From the previous, we know that the encoding consists of five bits, which are interlaced with warp and weft. Therefore, if the code is in odd digits, that is, weft by weft interleaved; If it is in even position, it is weft by weft by weft.

So, take W as an example, binary is 11100. If it is in odd digits, it is upper right, lower left in the table; if it is in even digits, it is upper right, lower left, lower left in the table. Therefore, the position of W in the table lookup is shown as follows:

WS7F
F
F
E, G, D, 9, C
5, 4, 1
5, 4, 1
7
7
K

Therefore, the surrounding adjacent blocks are located WS7E, WS7G, WS7D, WS79, WS7C, WSK5, WSK4 and WSK1 respectively, and the position relationship is as follows:

Five, the summary

Mainly introduced in theory:

  1. GeoHash encodes geographic points by taking a binary based on a “recursive dichotomy” and converting the binary to Base32 encoding.
  2. A quick way to compute the GeoHash neighborhood is to take the last bit code, look up the neighborhood code based on the even-digit table, look up the previous bit code if one direction is out of bounds, and look up the corresponding direction code based on the odd/even table.

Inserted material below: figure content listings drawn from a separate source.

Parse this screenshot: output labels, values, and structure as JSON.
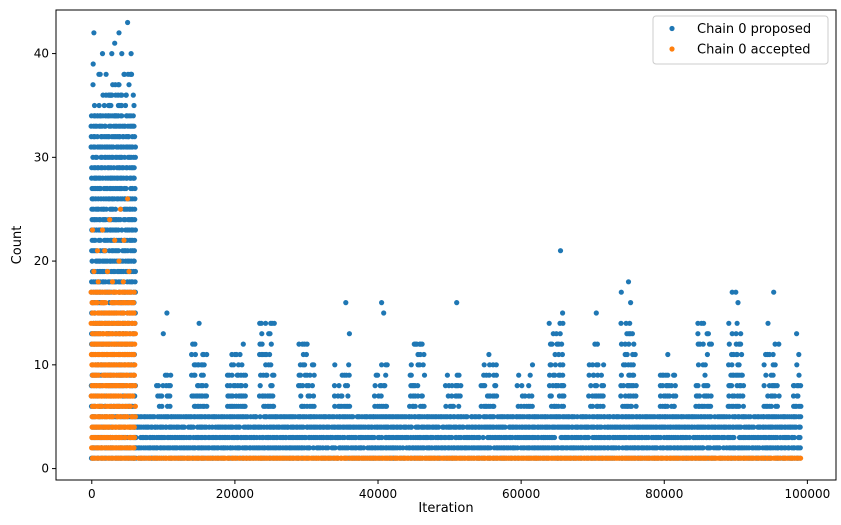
{
  "chart_data": {
    "type": "scatter",
    "title": "",
    "xlabel": "Iteration",
    "ylabel": "Count",
    "xlim": [
      -5000,
      104000
    ],
    "ylim": [
      -1.1,
      44.2
    ],
    "xticks": [
      0,
      20000,
      40000,
      60000,
      80000,
      100000
    ],
    "xtick_labels": [
      "0",
      "20000",
      "40000",
      "60000",
      "80000",
      "100000"
    ],
    "yticks": [
      0,
      10,
      20,
      30,
      40
    ],
    "ytick_labels": [
      "0",
      "10",
      "20",
      "30",
      "40"
    ],
    "grid": false,
    "legend_position": "top-right",
    "series": [
      {
        "name": "Chain 0 proposed",
        "color": "#1f77b4",
        "marker": "dot",
        "bands": [
          {
            "x": [
              0,
              6000
            ],
            "y_min": 1,
            "y_max": 34,
            "density": 0.9
          },
          {
            "x": [
              6000,
              99000
            ],
            "y_min": 1,
            "y_max": 5,
            "density": 0.95
          }
        ],
        "clusters": [
          {
            "x": [
              9000,
              11000
            ],
            "y_max": 9
          },
          {
            "x": [
              14000,
              16000
            ],
            "y_max": 12
          },
          {
            "x": [
              19000,
              21500
            ],
            "y_max": 12
          },
          {
            "x": [
              23500,
              25500
            ],
            "y_max": 14
          },
          {
            "x": [
              29000,
              31000
            ],
            "y_max": 12
          },
          {
            "x": [
              34000,
              36000
            ],
            "y_max": 11
          },
          {
            "x": [
              39500,
              41500
            ],
            "y_max": 10
          },
          {
            "x": [
              44500,
              46500
            ],
            "y_max": 12
          },
          {
            "x": [
              49500,
              51500
            ],
            "y_max": 9
          },
          {
            "x": [
              54500,
              56500
            ],
            "y_max": 10
          },
          {
            "x": [
              59500,
              61500
            ],
            "y_max": 10
          },
          {
            "x": [
              64000,
              66000
            ],
            "y_max": 14
          },
          {
            "x": [
              69500,
              71500
            ],
            "y_max": 12
          },
          {
            "x": [
              74000,
              76000
            ],
            "y_max": 14
          },
          {
            "x": [
              79500,
              81500
            ],
            "y_max": 9
          },
          {
            "x": [
              84500,
              86500
            ],
            "y_max": 14
          },
          {
            "x": [
              89000,
              91000
            ],
            "y_max": 14
          },
          {
            "x": [
              94000,
              96000
            ],
            "y_max": 12
          },
          {
            "x": [
              98000,
              99000
            ],
            "y_max": 10
          }
        ],
        "outliers": [
          {
            "x": 300,
            "y": 42
          },
          {
            "x": 1500,
            "y": 40
          },
          {
            "x": 2800,
            "y": 40
          },
          {
            "x": 3200,
            "y": 41
          },
          {
            "x": 3800,
            "y": 42
          },
          {
            "x": 4200,
            "y": 40
          },
          {
            "x": 5000,
            "y": 43
          },
          {
            "x": 5500,
            "y": 40
          },
          {
            "x": 200,
            "y": 39
          },
          {
            "x": 2000,
            "y": 38
          },
          {
            "x": 4500,
            "y": 38
          },
          {
            "x": 5200,
            "y": 37
          },
          {
            "x": 1000,
            "y": 38
          },
          {
            "x": 4800,
            "y": 36
          },
          {
            "x": 2500,
            "y": 36
          },
          {
            "x": 10000,
            "y": 13
          },
          {
            "x": 10500,
            "y": 15
          },
          {
            "x": 15000,
            "y": 14
          },
          {
            "x": 25000,
            "y": 14
          },
          {
            "x": 25500,
            "y": 14
          },
          {
            "x": 35500,
            "y": 16
          },
          {
            "x": 36000,
            "y": 13
          },
          {
            "x": 40500,
            "y": 16
          },
          {
            "x": 40800,
            "y": 15
          },
          {
            "x": 51000,
            "y": 16
          },
          {
            "x": 55500,
            "y": 11
          },
          {
            "x": 65500,
            "y": 21
          },
          {
            "x": 65800,
            "y": 15
          },
          {
            "x": 70500,
            "y": 15
          },
          {
            "x": 74000,
            "y": 17
          },
          {
            "x": 75000,
            "y": 18
          },
          {
            "x": 75300,
            "y": 16
          },
          {
            "x": 80500,
            "y": 11
          },
          {
            "x": 85500,
            "y": 14
          },
          {
            "x": 89500,
            "y": 17
          },
          {
            "x": 90000,
            "y": 17
          },
          {
            "x": 90300,
            "y": 16
          },
          {
            "x": 94500,
            "y": 14
          },
          {
            "x": 95300,
            "y": 17
          },
          {
            "x": 98500,
            "y": 13
          },
          {
            "x": 98800,
            "y": 11
          }
        ]
      },
      {
        "name": "Chain 0 accepted",
        "color": "#ff7f0e",
        "marker": "dot",
        "bands": [
          {
            "x": [
              0,
              6000
            ],
            "y_min": 1,
            "y_max": 17,
            "density": 0.95
          },
          {
            "x": [
              6500,
              99000
            ],
            "y_min": 1,
            "y_max": 1,
            "density": 1.0
          }
        ],
        "outliers": [
          {
            "x": 100,
            "y": 23
          },
          {
            "x": 1500,
            "y": 23
          },
          {
            "x": 2500,
            "y": 24
          },
          {
            "x": 3200,
            "y": 22
          },
          {
            "x": 4000,
            "y": 25
          },
          {
            "x": 5000,
            "y": 26
          },
          {
            "x": 800,
            "y": 21
          },
          {
            "x": 1800,
            "y": 21
          },
          {
            "x": 4500,
            "y": 22
          },
          {
            "x": 300,
            "y": 19
          },
          {
            "x": 2200,
            "y": 19
          },
          {
            "x": 3800,
            "y": 20
          },
          {
            "x": 5200,
            "y": 19
          },
          {
            "x": 900,
            "y": 18
          },
          {
            "x": 2900,
            "y": 18
          },
          {
            "x": 4400,
            "y": 18
          }
        ]
      }
    ]
  }
}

Use GeoHash to encode a location

Sixth, the extensions

  1. GeoHash can be used to encode not only positional points but also faces, helping to compute multiple combinations of points and faces. For example, determine whether the location is within the store’s distribution fence.

  2. The GeoHash is an application of the Peano curve as follows:

    There are also many space-filling curves, such as the Hilbert curve, which is generally considered good and has no large mutations.

reference

  1. Core principles of GeoHash
  2. Based on fast GeoHash, how to achieve efficient matching between mass goods and business circles?